Buchholz v. Cam

Annotate this Case

288 Pa. Superior Ct. 33 (1981)

430 A.2d 1199

Gunter BUCHHOLZ, v. Theodore V. CAM, Individually and d/b/a Theodore V. Cam & Assoc. and City of Philadelphia, Garnishee. Appeal of CITY OF PHILADELPHIA, Garnishee.

Superior Court of Pennsylvania.

Argued December 2, 1980.

Filed June 12, 1981.

*34 Judith N. Dean, Deputy City Solicitor, Philadelphia, for appellant.

Keith S. Erbstein, Philadelphia, for Buchholtz, appellee.

John C. Anderson, Philadelphia, did not file a brief on behalf of Cam, appellee.



This is an appeal by a garnishee, the City of Philadelphia, (hereinafter referred to as the "City") from an order of the lower court dismissing its preliminary objections in the nature of a demurrer. The appellee, Gunter Buchholtz, obtained a judgment against Theodore V. Cam, individually and d/b/a Theodore V. Cam & Associates (hereinafter jointly referred to as "Cam"), defendant, and thereafter filed a writ of execution naming the City as garnishee. The writ *35 was directed against: "all funds and retainages in the possession or under the control of the City of Philadelphia due and owing or to become due and owing to the defendants, Theodore V. Cam, Individually and d/b/a Theodore V. Cam, Assoc. and Theodore V. Cam, P.C. and Associates, by virtue of the performance of any and all work by the defendant for the City of Philadelphia in connection with the defendant's contracts with Philadelphia Department of Recreation and in connection with any other of the defendant's contracts with the City of Philadelphia and all other funds and retainages in the possession or under the control of the City of Phila. (sic) due and owing or to become due and owing to the defendants." The lower court denied the City's preliminary objections, which raised the defense of immunity from attachment. A motion for reconsideration was also denied and this appeal by the City followed.
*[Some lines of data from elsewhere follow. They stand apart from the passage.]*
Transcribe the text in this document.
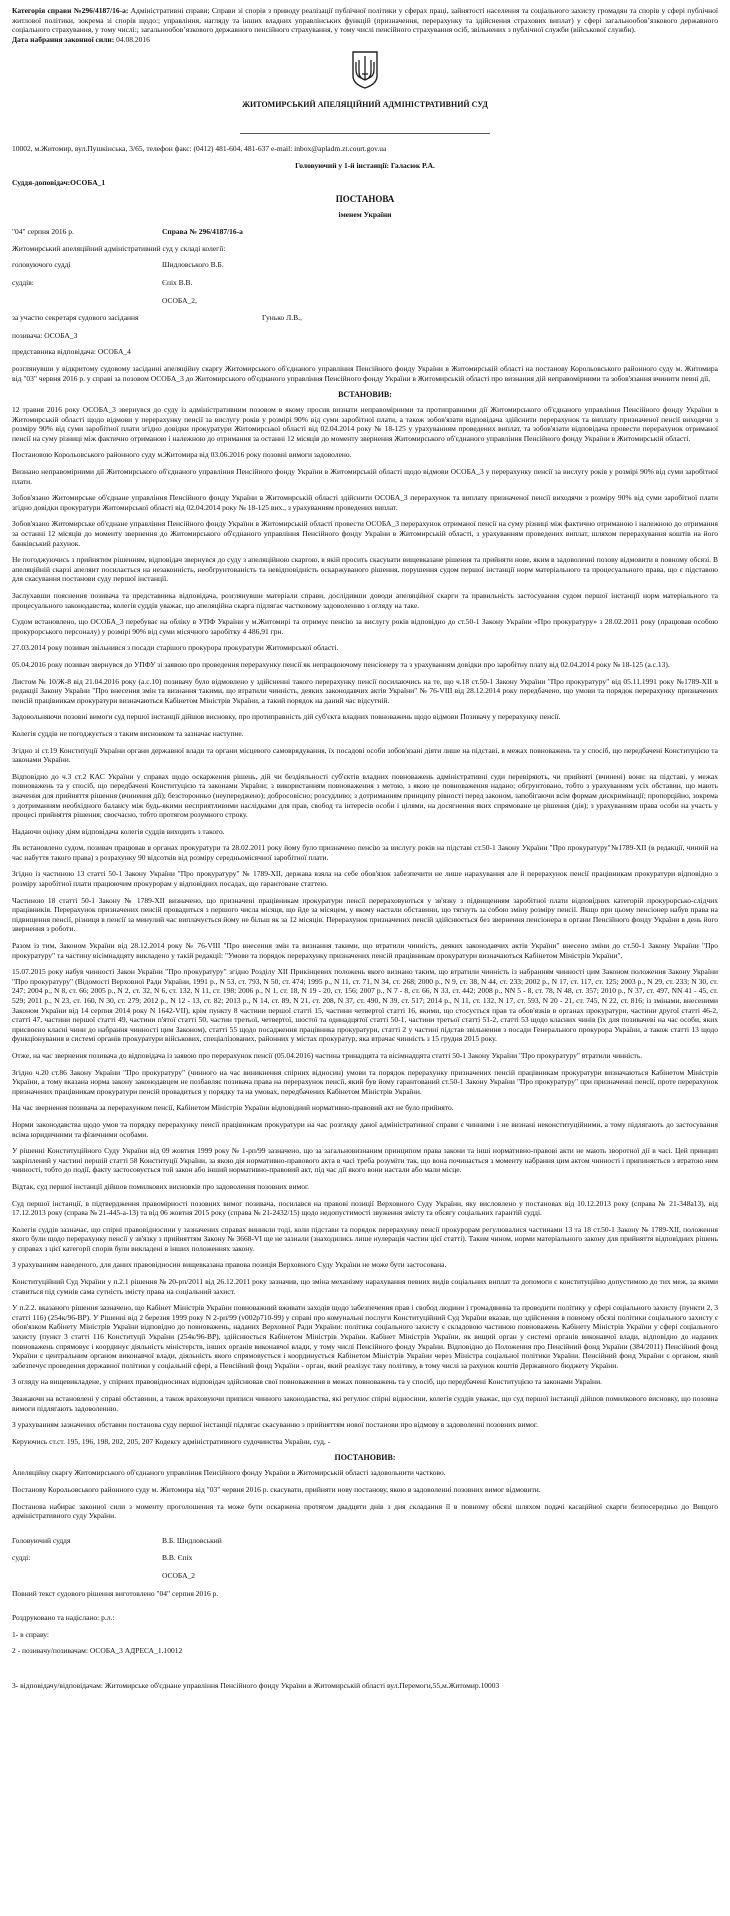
Категорія справи №296/4187/16-а: Адміністративні справи; Справи зі спорів з приводу реалізації публічної політики у сферах праці, зайнятості населення та соціального захисту громадян та спорів у сфері публічної житлової політики, зокрема зі спорів щодо:; управління, нагляду та інших владних управлінських функцій (призначення, перерахунку та здійснення страхових виплат) у сфері загальнообов’язкового державного соціального страхування, у тому числі:; загальнообов’язкового державного пенсійного страхування, у тому числі пенсійного страхування осіб, звільнених з публічної служби (військової служби).

Дата набрання законної сили: 04.08.2016

ЖИТОМИРСЬКИЙ АПЕЛЯЦІЙНИЙ АДМІНІСТРАТИВНИЙ СУД

10002, м.Житомир, вул.Пушкінська, 3/65, телефон факс: (0412) 481-604, 481-637 е-mail: inbox@apladm.zt.court.gov.ua

Головуючий у 1-й інстанції: Галасюк Р.А.

Суддя-доповідач:ОСОБА_1

ПОСТАНОВА

іменем України

"04" серпня 2016 р.	Справа № 296/4187/16-а

Житомирський апеляційний адміністративний суд у складі колегії:

головуючого судді	Шидловського В.Б.
суддів:	Єпіх В.В.
ОСОБА_2,
за участю секретаря судового засідання	Гунько Л.В.,

позивача: ОСОБА_3

представника відповідача: ОСОБА_4

розглянувши у відкритому судовому засіданні апеляційну скаргу Житомирського об'єднаного управління Пенсійного фонду України в Житомирській області на постанову Корольовського районного суду м. Житомира від "03" червня 2016 р. у справі за позовом ОСОБА_3 до Житомирського об'єднаного управління Пенсійного фонду України в Житомирській області про визнання дій неправомірними та зобов'язання вчинити певні дії,

ВСТАНОВИВ:

12 травня 2016 року ОСОБА_3 звернувся до суду із адміністративним позовом в якому просив визнати неправомірними та протиправними дії Житомирського об'єднаного управління Пенсійного фонду України в Житомирській області щодо відмови у перерахунку пенсії за вислугу років у розмірі 90% від суми заробітної плати, а також зобов'язати відповідача здійснити перерахунок та виплату призначеної пенсії виходячи з розміру 90% від суми заробітної плати згідно довідки прокуратури Житомирської області від 02.04.2014 року № 18-125 у урахуванням проведених виплат, та зобов'язати відповідача провести перерахунок отриманої пенсії на суму різниці між фактично отриманою і належною до отримання за останні 12 місяців до моменту звернення Житомирського об'єднаного управління Пенсійного фонду України в Житомирській області.

Постановою Корольовського районного суду м.Житомира від 03.06.2016 року позовні вимоги задоволено.

Визнано неправомірними дії Житомирського об'єднаного управління Пенсійного фонду України в Житомирській області щодо відмови ОСОБА_3 у перерахунку пенсії за вислугу років у розмірі 90% від суми заробітної плати.

Зобов'язано Житомирське об'єднане управління Пенсійного фонду України в Житомирській області здійснити ОСОБА_3 перерахунок та виплату призначеної пенсії виходячи з розміру 90% від суми заробітної плати згідно довідки прокуратури Житомирської області від 02.04.2014 року № 18-125 вих., з урахуванням проведених виплат.

Зобов'язано Житомирське об'єднане управління Пенсійного фонду України в Житомирській області провести ОСОБА_3 перерахунок отриманої пенсії на суму різниці між фактично отриманою і належною до отримання за останні 12 місяців до моменту звернення до Житомирського об'єднаного управління Пенсійного фонду України в Житомирській області, з урахуванням проведених виплат, шляхом перерахування коштів на його банківський рахунок.

Не погоджуючись з прийнятим рішенням, відповідач звернувся до суду з апеляційною скаргою, в якій просить скасувати вищевказане рішення та прийняти нове, яким в задоволенні позову відмовити в повному обсязі. В апеляційній скарзі апелянт посилається на незаконність, необґрунтованість та невідповідність оскаржуваного рішення, порушення судом першої інстанції норм матеріального та процесуального права, що є підставою для скасування постанови суду першої інстанції.

Заслухавши пояснення позивача та представника відповідача, розглянувши матеріали справи, дослідивши доводи апеляційної скарги та правильність застосування судом першої інстанції норм матеріального та процесуального законодавства, колегія суддів уважає, що апеляційна скарга підлягає частковому задоволенню з огляду на таке.

Судом встановлено, що ОСОБА_3 перебуває на обліку в УПФ України у м.Житомирі та отримує пенсію за вислугу років відповідно до ст.50-1 Закону України «Про прокуратуру» з 28.02.2011 року (працював особою прокурорського персоналу) у розмірі 90% від суми місячного заробітку 4 486,91 грн.

27.03.2014 року позивач звільнився з посади старшого прокурора прокуратури Житомирської області.

05.04.2016 року позивач звернувся до УПФУ зі заявою про проведення перерахунку пенсії як непрацюючому пенсіонеру та з урахуванням довідки про заробітну плату від 02.04.2014 року № 18-125 (а.с.13).

Листом № 10/Ж-8 від 21.04.2016 року (а.с.10) позивачу було відмовлено у здійсненні такого перерахунку пенсії посилаючись на те, що ч.18 ст.50-1 Закону України "Про прокуратуру" від 05.11.1991 року №1789-ХІІ в редакції Закону України "Про внесення змін та визнання такими, що втратили чинність, деяких законодавчих актів України" № 76-VIII від 28.12.2014 року передбачено, що умови та порядок перерахунку призначених пенсій працівникам прокуратури визначаються Кабінетом Міністрів України, а такий порядок на даний час відсутній.

Задовольняючи позовні вимоги суд першої інстанції дійшов висновку, про протиправність дій суб'єкта владних повноважень щодо відмови Позивачу у перерахунку пенсії.

Колегія суддів не погоджується з таким висновком та зазначає наступне.

Згідно зі ст.19 Конституції України органи державної влади та органи місцевого самоврядування, їх посадові особи зобов'язані діяти лише на підставі, в межах повноважень та у спосіб, що передбачені Конституцією та законами України.

Відповідно до ч.3 ст.2 КАС України у справах щодо оскарження рішень, дій чи бездіяльності суб'єктів владних повноважень адміністративні суди перевіряють, чи прийняті (вчинені) вони: на підставі, у межах повноважень та у спосіб, що передбачені Конституцією та законами України; з використанням повноваження з метою, з якою це повноваження надано; обґрунтовано, тобто з урахуванням усіх обставин, що мають значення для прийняття рішення (вчинення дії); безсторонньо (неупереджено); добросовісно; розсудливо; з дотриманням принципу рівності перед законом, запобігаючи всім формам дискримінації; пропорційно, зокрема з дотриманням необхідного балансу між будь-якими несприятливими наслідками для прав, свобод та інтересів особи і цілями, на досягнення яких спрямоване це рішення (дія); з урахуванням права особи на участь у процесі прийняття рішення; своєчасно, тобто протягом розумного строку.

Надаючи оцінку діям відповідача колегія суддів виходить з такого.

Як встановлено судом, позивач працював в органах прокуратури та 28.02.2011 року йому було призначено пенсію за вислугу років на підставі ст.50-1 Закону України "Про прокуратуру"№1789-ХІІ (в редакції, чинній на час набуття такого права) з розрахунку 90 відсотків від розміру середньомісячної заробітної плати.

Згідно із частиною 13 статті 50-1 Закону України "Про прокуратуру" № 1789-ХІІ, держава взяла на себе обов'язок забезпечити не лише нарахування але й перерахунок пенсії працівникам прокуратури відповідно з розміру заробітної плати працюючим прокурорам у відповідних посадах, що гарантоване статтею.

Частиною 18 статті 50-1 Закону № 1789-ХІІ визначено, що призначені працівникам прокуратури пенсії перераховуються у зв'язку з підвищенням заробітної плати відповідних категорій прокурорсько-слідчих працівників. Перерахунок призначених пенсій провадиться з першого числа місяця, що йде за місяцем, у якому настали обставини, що тягнуть за собою зміну розміру пенсії. Якщо при цьому пенсіонер набув права на підвищення пенсії, різниця в пенсії за минулий час виплачується йому не більш як за 12 місяців. Перерахунок призначених пенсій здійснюється без звернення пенсіонера в органи Пенсійного фонду України в день його звернення з роботи.

Разом із тим, Законом України від 28.12.2014 року № 76-VIII "Про внесення змін та визнання такими, що втратили чинність, деяких законодавчих актів України" внесено зміни до ст.50-1 Закону України "Про прокуратуру" та частину вісімнадцяту викладено у такій редакції: "Умови та порядок перерахунку призначених пенсій працівникам прокуратури визначаються Кабінетом Міністрів України".

15.07.2015 року набув чинності Закон України "Про прокуратуру" згідно Розділу XII Прикінцевих положень якого визнано таким, що втратили чинність із набранням чинності цим Законом положення Закону України "Про прокуратуру" (Відомості Верховної Ради України, 1991 р., N 53, ст. 793, N 50, ст. 474; 1995 р., N 11, ст. 71, N 34, ст. 268; 2000 р., N 9, ст. 38, N 44, ст. 233; 2002 р., N 17, ст. 117, ст. 125; 2003 р., N 29, ст. 233; N 30, ст. 247; 2004 р., N 8, ст. 66; 2005 р., N 2, ст. 32, N 6, ст. 132, N 11, ст. 198; 2006 р., N 1, ст. 18, N 19 - 20, ст. 156; 2007 р., N 7 - 8, ст. 66, N 33, ст. 442; 2008 р., NN 5 - 8, ст. 78, N 48, ст. 357; 2010 р., N 37, ст. 497, NN 41 - 45, ст. 529; 2011 р., N 23, ст. 160, N 30, ст. 279; 2012 р., N 12 - 13, ст. 82; 2013 р., N 14, ст. 89, N 21, ст. 208, N 37, ст. 490, N 39, ст. 517; 2014 р., N 11, ст. 132, N 17, ст. 593, N 20 - 21, ст. 745, N 22, ст. 816; із змінами, внесеними Законом України від 14 серпня 2014 року N 1642-VII), крім пункту 8 частини першої статті 15, частини четвертої статті 16, якими, що стосується прав та обов'язків в органах прокуратури, частини другої статті 46-2, статті 47, частини першої статті 49, частини п'ятої статті 50, частин третьої, четвертої, шостої та одинадцятої статті 50-1, частини третьої статті 51-2, статті 53 щодо класних чинів (їх для позивачеві на час особи, яких присвоєно класні чини до набрання чинності цим Законом), статті 55 щодо посадження працівника прокуратури, статті 2 у частині підстав звільнення з посади Генерального прокурора України, а також статті 13 щодо функціонування в системі органів прокуратури військових, спеціалізованих, районних у містах прокуратур, яка втрачає чинність з 15 грудня 2015 року.

Отже, на час звернення позивача до відповідача із заявою про перерахунок пенсії (05.04.2016) частина тринадцята та вісімнадцята статті 50-1 Закону України "Про прокуратуру" втратили чинність.

Згідно ч.20 ст.86 Закону України "Про прокуратуру" (чинного на час виникнення спірних відносин) умови та порядок перерахунку призначених пенсій працівникам прокуратури визначаються Кабінетом Міністрів України, а тому вказана норма закону законодавцем не позбавляє позивача права на перерахунок пенсії, який був йому гарантований ст.50-1 Закону України "Про прокуратуру" при призначенні пенсії, проте перерахунок призначених працівникам прокуратури пенсій провадиться у порядку та на умовах, передбачених Кабінетом Міністрів України.

На час звернення позивача за перерахунком пенсії, Кабінетом Міністрів України відповідний нормативно-правовий акт не було прийнято.

Норми законодавства щодо умов та порядку перерахунку пенсії працівникам прокуратури на час розгляду даної адміністративної справи є чинними і не визнані неконституційними, а тому підлягають до застосування всіма юридичними та фізичними особами.

У рішенні Конституційного Суду України від 09 жовтня 1999 року № 1-рп/99 зазначено, що за загальновизнаним принципом права закони та інші нормативно-правові акти не мають зворотної дії в часі. Цей принцип закріплений у частині першій статті 58 Конституції України, за якою дія нормативно-правового акта в часі треба розуміти так, що вона починається з моменту набрання цим актом чинності і припиняється з втратою ним чинності, тобто до події, факту застосовується той закон або інший нормативно-правовий акт, під час дії якого вони настали або мали місце.

Відтак, суд першої інстанції дійшов помилкових висновків про задоволення позовних вимог.

Суд першої інстанції, в підтвердження правомірності позовних вимог позивача, посилався на правові позиції Верховного Суду України, яку висловлено у постановах від 10.12.2013 року (справа № 21-348а13), від 17.12.2013 року (справа № 21-445-а-13) та від 06 жовтня 2015 року (справа № 21-2432/15) щодо недопустимості звуження змісту та обсягу соціальних гарантій судді.

Колегія суддів зазначає, що спірні правовідносини у зазначених справах виникли тоді, коли підстави та порядок перерахунку пенсії прокурорам регулювалися частинами 13 та 18 ст.50-1 Закону № 1789-ХІІ, положення якого були щодо перерахунку пенсії у зв'язку з прийняттям Закону № 3668-VI ще не зазнали (знаходились лише нулерація частин цієї статті). Таким чином, норми матеріального закону для прийняття відповідних рішень у справах з цієї категорії спорів були викладені в інших положеннях закону.

З урахуванням наведеного, для даних правовідносин вищевказана правова позиція Верховного Суду України не може бути застосована.

Конституційний Суд України у п.2.1 рішення № 20-рп/2011 від 26.12.2011 року зазначив, що зміна механізму нарахування певних видів соціальних виплат та допомоги є конституційно допустимою до тих меж, за якими ставиться під сумнів сама сутність змісту права на соціальний захист.

У п.2.2. вказаного рішення зазначено, що Кабінет Міністрів України повноважний вживати заходів щодо забезпечення прав і свобод людини і громадянина та проводити політику у сфері соціального захисту (пункти 2, 3 статті 116) (254к/96-ВР). У Рішенні від 2 березня 1999 року N 2-рп/99 (v002p710-99) у справі про комунальні послуги Конституційний Суд України вказав, що здійснення в повному обсязі політики соціального захисту є обов'язком Кабінету Міністрів України відповідно до повноважень, наданих Верховної Ради України: політика соціального захисту є складовою частиною повноважень Кабінету Міністрів України у сфері соціального захисту (пункт 3 статті 116 Конституції України (254к/96-ВР), здійснюється Кабінетом Міністрів України. Кабінет Міністрів України, як вищий орган у системі органів виконавчої влади, відповідно до наданих повноважень спрямовує і координує діяльність міністерств, інших органів виконавчої влади, у тому числі Пенсійного фонду України. Відповідно до Положення про Пенсійний фонд України (384/2011) Пенсійний фонд України є центральним органом виконавчої влади, діяльність якого спрямовується і координується Кабінетом Міністрів України через Міністра соціальної політики України. Пенсійний фонд України є органом, який забезпечує проведення державної політики у соціальній сфері, а Пенсійний фонд України - орган, який реалізує таку політику, в тому числі за рахунок коштів Державного бюджету України.

З огляду на вищевикладене, у спірних правовідносинах відповідач здійснював свої повноваження в межах повноважень та у спосіб, що передбачені Конституцією та законами України.

Зважаючи на встановлені у справі обставини, а також враховуючи приписи чинного законодавства, які регулює спірні відносини, колегія суддів уважає, що суд першої інстанції дійшов помилкового висновку, що позовна вимоги підлягають задоволенню.

З урахуванням зазначених обставин постанова суду першої інстанції підлягає скасуванню з прийняттям нової постанови про відмову в задоволенні позовних вимог.

Керуючись ст.ст. 195, 196, 198, 202, 205, 207 Кодексу адміністративного судочинства України, суд, -

ПОСТАНОВИВ:

Апеляційну скаргу Житомирського об'єднаного управління Пенсійного фонду України в Житомирській області задовольнити частково.

Постанову Корольовського районного суду м. Житомира від "03" червня 2016 р. скасувати, прийняти нову постанову, якою в задоволенні позовних вимог відмовити.

Постанова набирає законної сили з моменту проголошення та може бути оскаржена протягом двадцяти днів з дня складання її в повному обсязі шляхом подачі касаційної скарги безпосередньо до Вищого адміністративного суду України.

Головуючий суддя	В.Б. Шидловський
судді:	В.В. Єпіх
ОСОБА_2

Повний текст судового рішення виготовлено "04" серпня 2016 р.

Роздруковано та надіслано: р.л.:

1- в справу:

2 - позивачу/позивачам: ОСОБА_3 АДРЕСА_1.10012

3- відповідачу/відповідачам: Житомирське об'єднане управління Пенсійного фонду України в Житомирській області вул.Перемоги,55,м.Житомир.10003
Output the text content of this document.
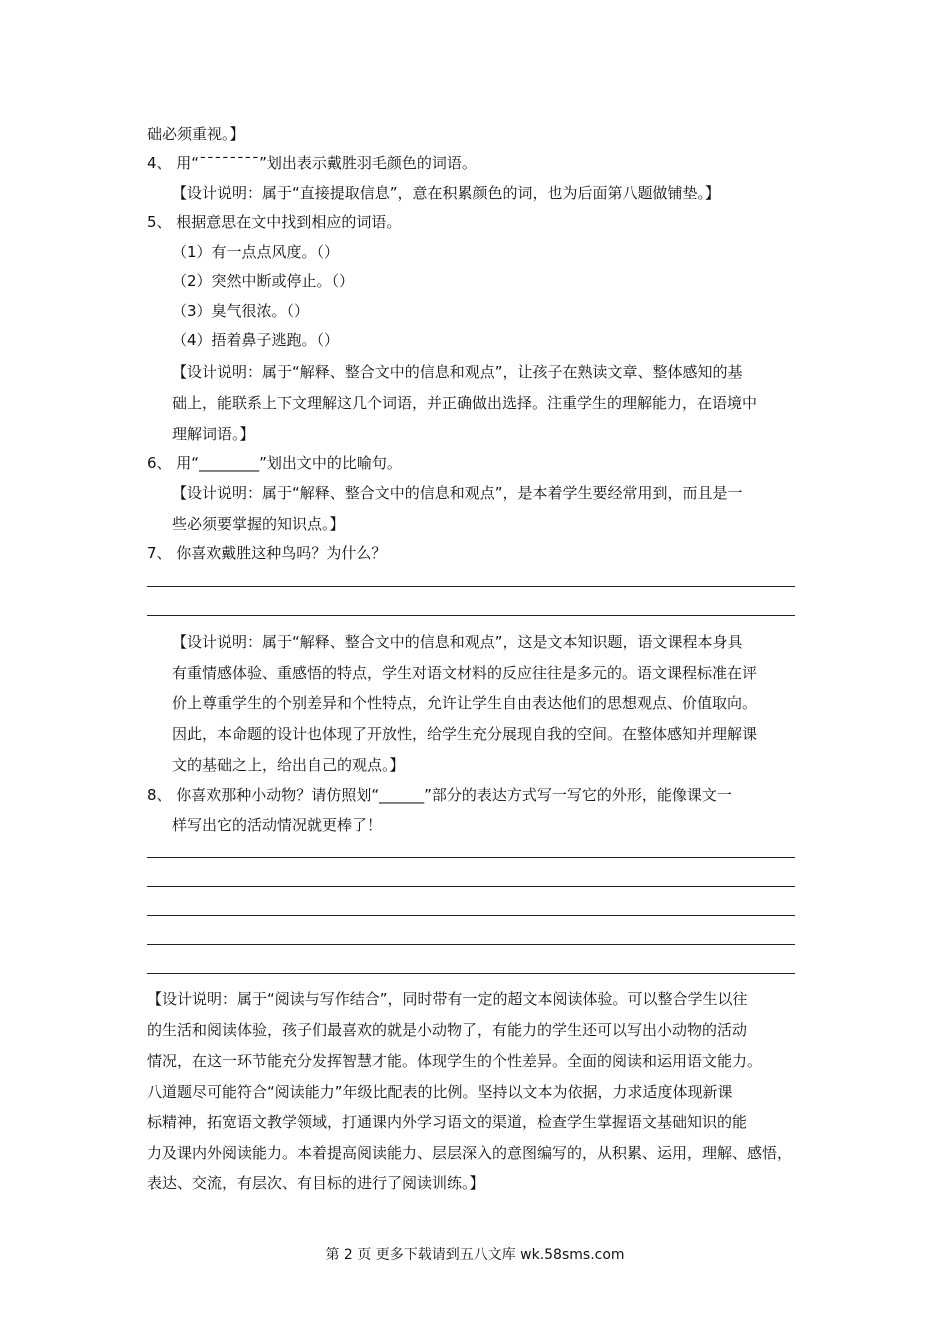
础必须重视。】
4、 用“¯¯¯¯¯¯¯¯”划出表示戴胜羽毛颜色的词语。
【设计说明：属于“直接提取信息”，意在积累颜色的词，也为后面第八题做铺垫。】
5、 根据意思在文中找到相应的词语。
（1）有一点点风度。（）
（2）突然中断或停止。（）
（3）臭气很浓。（）
（4）捂着鼻子逃跑。（）
【设计说明：属于“解释、整合文中的信息和观点”，让孩子在熟读文章、整体感知的基
础上，能联系上下文理解这几个词语，并正确做出选择。注重学生的理解能力，在语境中
理解词语。】
6、 用“________”划出文中的比喻句。
【设计说明：属于“解释、整合文中的信息和观点”，是本着学生要经常用到，而且是一
些必须要掌握的知识点。】
7、 你喜欢戴胜这种鸟吗？为什么？
【设计说明：属于“解释、整合文中的信息和观点”，这是文本知识题，语文课程本身具
有重情感体验、重感悟的特点，学生对语文材料的反应往往是多元的。语文课程标准在评
价上尊重学生的个别差异和个性特点，允许让学生自由表达他们的思想观点、价值取向。
因此，本命题的设计也体现了开放性，给学生充分展现自我的空间。在整体感知并理解课
文的基础之上，给出自己的观点。】
8、 你喜欢那种小动物？请仿照划“______”部分的表达方式写一写它的外形，能像课文一
样写出它的活动情况就更棒了！
【设计说明：属于“阅读与写作结合”，同时带有一定的超文本阅读体验。可以整合学生以往
的生活和阅读体验，孩子们最喜欢的就是小动物了，有能力的学生还可以写出小动物的活动
情况，在这一环节能充分发挥智慧才能。体现学生的个性差异。全面的阅读和运用语文能力。
八道题尽可能符合“阅读能力”年级比配表的比例。坚持以文本为依据，力求适度体现新课
标精神，拓宽语文教学领域，打通课内外学习语文的渠道，检查学生掌握语文基础知识的能
力及课内外阅读能力。本着提高阅读能力、层层深入的意图编写的，从积累、运用，理解、感悟，
表达、交流，有层次、有目标的进行了阅读训练。】
第 2 页 更多下载请到五八文库 wk.58sms.com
From the briefs, record, and a deposition[1] of Theodore V. Cam, it was established that Cam is an architectural consultant for the City and its Department of Recreation; that he was awarded contracts by the City after having submitted bids for same; that he is paid by the City under contracts providing a series of progress payments which are determined by the stage of progress of the project or projects on which Cam is the architect; that final payment is to be made when the entire project is completed and accepted by the City; and that at the time the deposition was taken on April 2, 1979, which was subsequent to the issuance of the writ of execution on March 6, 1979, the City project or projects on which Cam was the architect were not complete or accepted and final payment would not be expected for a considerable period of time thereafter. From this, we must conclude that what the plaintiff sought to attach was an indebtedness of an unascertained amount which was not due and payable at the time of the service of the writ of execution.

*36 Based upon these circumstances, we believe that the City is exempt from execution under the doctrine of custodia legis, which has been long-established in the law of our Commonwealth. See Bulkley v. Eckert, 3 Pa. 368 (1846). This doctrine generally provides that funds in the possession of the Commonwealth or one of its political subdivisions, owing to individuals, are not subject to attachment under the public policy that the government should be free from the annoyance and uncertainty arising out of disputes between the individuals to whom the money is owed and those claiming a right to the same funds by garnishment. Bulkley v. Eckert, Id.; Commonwealth v. Mooney, 172 Pa.Super. 30, 92 A.2d 258 (1952).

In some limited circumstances, our courts have determined that a specific factual situation compelled the creation of an exception to the general rule. The plaintiff-appellee cites the decisions in Weicht v. Automobile Banking Co., 354 Pa. 433, 47 A.2d 705 (1946) and Wheatcroft v. Smith, 239 Pa.Super. 27, 362 A.2d 416 (1976), where exceptions were present, and argues that they support the lower court's decision in this case. We cannot agree. Both cases stand for the proposition that when the public purpose for which the funds were held has been achieved, and the money, or even property, merely awaits distribution to the judgment debtor, the policy underlying the doctrine of custodia legis is not frustrated by permitting garnishment.[2] Such circumstances are not present here, where the available evidence establishes that the funds in issue are still retained by the City pending the satisfactory completion and acceptance of a project or projects. Any money owing to Cam was in the general treasury of the City, with all other monies over which it had control. Clearly within the rule of custodia legis, much had to be done before it could be identified and allocated to the Cam contracts. Thus, we must conclude that the lower court erred in failing to apply the rule of custodia legis, and in holding that the City was not immune from execution in this case.

*37 The order of the lower court dismissing the preliminary objections filed by the City of Philadelphia is reversed, the objections are sustained, and the writ of execution dismissed.


[1] The deposition transcript was filed in the lower court subsequent to the filing of this appeal, but was included in the printed record submitted by the Appellant, and is referred to by both parties to this appeal.